= East–west traffic =

Network traffic among devices within a data center

In computer networking, east–west traffic is network traffic among devices within a specific data center. The other direction of traffic flow is north–south traffic, data flowing from or to a system physically residing outside the data center.

==Traffic==
As a result of virtualization, private cloud, converged, and hyper-converged infrastructure adoption, east-west traffic volumes have increased.
Today many virtual functions, including virtual firewalls, load balancers and other software-defined networking (SDN), perform various functions and services that previously ran on physical hardware.
As these components relay data to each other, they increase traffic on the network, which can increase latency and cause network congestion.
As disaggregated compute and storage become popular, east-west traffic volumes will increase.
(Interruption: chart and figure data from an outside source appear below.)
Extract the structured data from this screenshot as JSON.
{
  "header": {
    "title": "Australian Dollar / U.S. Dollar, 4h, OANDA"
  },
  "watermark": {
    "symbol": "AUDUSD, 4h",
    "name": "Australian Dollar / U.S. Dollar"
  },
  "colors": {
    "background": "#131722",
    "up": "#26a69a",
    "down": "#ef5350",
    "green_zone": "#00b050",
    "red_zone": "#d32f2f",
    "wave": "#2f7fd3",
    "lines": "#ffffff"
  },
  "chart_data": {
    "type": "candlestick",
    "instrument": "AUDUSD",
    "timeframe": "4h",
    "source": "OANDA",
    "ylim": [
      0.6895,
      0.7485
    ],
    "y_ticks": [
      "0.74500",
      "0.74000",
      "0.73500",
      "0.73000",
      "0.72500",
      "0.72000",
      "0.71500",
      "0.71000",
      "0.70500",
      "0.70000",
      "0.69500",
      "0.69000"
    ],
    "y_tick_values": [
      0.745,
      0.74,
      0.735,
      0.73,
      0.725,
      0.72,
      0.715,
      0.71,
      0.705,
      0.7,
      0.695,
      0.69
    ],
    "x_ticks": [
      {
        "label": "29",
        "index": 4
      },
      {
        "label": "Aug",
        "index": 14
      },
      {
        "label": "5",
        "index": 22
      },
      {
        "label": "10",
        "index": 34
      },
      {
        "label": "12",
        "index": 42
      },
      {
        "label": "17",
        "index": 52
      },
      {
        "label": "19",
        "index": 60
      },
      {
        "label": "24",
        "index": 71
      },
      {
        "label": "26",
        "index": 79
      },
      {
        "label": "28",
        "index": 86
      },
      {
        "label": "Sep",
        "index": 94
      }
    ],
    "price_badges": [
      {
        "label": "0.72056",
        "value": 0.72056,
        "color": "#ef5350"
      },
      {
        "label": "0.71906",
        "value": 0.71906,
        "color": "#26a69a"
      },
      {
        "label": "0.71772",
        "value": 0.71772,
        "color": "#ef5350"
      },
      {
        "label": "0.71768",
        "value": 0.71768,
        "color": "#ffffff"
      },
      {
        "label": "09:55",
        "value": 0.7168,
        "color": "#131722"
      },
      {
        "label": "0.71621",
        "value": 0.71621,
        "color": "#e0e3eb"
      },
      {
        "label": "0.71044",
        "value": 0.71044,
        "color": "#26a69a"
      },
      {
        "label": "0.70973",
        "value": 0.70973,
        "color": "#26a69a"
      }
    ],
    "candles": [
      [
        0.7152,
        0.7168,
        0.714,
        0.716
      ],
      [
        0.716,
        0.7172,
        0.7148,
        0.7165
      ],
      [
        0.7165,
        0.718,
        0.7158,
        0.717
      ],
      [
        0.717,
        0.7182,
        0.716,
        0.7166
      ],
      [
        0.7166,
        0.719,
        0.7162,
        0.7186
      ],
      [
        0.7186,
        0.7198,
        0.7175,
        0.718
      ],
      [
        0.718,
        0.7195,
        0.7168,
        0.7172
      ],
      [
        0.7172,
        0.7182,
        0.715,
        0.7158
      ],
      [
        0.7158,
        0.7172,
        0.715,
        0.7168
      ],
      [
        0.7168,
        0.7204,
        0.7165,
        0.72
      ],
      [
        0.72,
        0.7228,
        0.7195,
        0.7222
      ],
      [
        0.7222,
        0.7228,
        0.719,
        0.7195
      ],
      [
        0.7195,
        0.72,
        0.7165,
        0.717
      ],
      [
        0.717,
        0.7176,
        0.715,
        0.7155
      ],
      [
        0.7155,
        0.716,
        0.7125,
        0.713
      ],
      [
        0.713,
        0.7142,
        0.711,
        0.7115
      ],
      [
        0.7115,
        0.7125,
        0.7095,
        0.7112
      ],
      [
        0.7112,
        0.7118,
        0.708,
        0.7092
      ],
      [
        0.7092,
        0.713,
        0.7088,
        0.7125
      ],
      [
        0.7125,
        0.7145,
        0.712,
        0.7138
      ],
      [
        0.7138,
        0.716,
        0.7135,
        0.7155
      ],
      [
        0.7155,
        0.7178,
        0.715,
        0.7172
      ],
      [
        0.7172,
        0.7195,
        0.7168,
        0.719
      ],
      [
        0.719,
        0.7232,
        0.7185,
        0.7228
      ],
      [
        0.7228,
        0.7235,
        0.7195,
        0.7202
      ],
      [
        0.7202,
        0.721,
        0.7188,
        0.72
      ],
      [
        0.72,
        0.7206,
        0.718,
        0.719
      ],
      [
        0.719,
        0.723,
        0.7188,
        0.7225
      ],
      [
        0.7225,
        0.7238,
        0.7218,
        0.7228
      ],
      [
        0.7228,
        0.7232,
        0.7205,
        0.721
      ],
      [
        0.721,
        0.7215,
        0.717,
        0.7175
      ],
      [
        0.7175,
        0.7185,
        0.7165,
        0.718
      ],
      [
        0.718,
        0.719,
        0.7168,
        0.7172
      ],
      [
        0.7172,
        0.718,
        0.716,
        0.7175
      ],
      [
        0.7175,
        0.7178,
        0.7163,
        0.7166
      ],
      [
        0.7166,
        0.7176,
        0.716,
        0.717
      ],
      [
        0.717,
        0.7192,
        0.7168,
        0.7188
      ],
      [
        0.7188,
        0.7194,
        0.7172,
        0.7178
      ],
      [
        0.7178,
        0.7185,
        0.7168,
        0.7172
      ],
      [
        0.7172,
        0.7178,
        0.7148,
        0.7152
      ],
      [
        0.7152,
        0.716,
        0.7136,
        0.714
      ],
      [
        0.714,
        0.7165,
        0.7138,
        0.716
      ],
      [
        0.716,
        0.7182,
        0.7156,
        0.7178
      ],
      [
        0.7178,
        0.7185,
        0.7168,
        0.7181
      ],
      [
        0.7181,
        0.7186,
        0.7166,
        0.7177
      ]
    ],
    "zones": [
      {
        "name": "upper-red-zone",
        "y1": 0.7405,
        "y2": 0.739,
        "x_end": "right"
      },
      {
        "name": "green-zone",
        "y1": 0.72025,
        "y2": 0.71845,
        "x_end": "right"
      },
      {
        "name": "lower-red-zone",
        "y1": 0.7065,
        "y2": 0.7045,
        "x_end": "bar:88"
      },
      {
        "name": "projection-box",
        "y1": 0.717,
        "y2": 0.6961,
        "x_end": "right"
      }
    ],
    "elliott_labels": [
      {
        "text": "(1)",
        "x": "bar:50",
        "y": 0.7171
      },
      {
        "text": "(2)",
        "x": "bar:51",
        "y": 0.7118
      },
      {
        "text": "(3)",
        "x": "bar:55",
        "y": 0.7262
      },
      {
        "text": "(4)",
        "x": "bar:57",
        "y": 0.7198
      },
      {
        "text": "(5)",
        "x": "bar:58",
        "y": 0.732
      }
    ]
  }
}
Traditionally, many data centers today deploy their systems using a fat-tree or Clos topology. In this network topology, servers and appliances that host applications are deployed within the racks. There is a top-of-rack (ToR) switch (a leaf switch) that connects the systems within the rack as well as to other spine switches. The spine switches connect ToRs as well as provide connectivity to other spine switches through another layer of switch.

Applications communicate with other applications running on other systems for typical services, such as accessing an asset stored in another device, gathering results from a micro-service task(s) executed on other systems, or simply getting a status update from management software.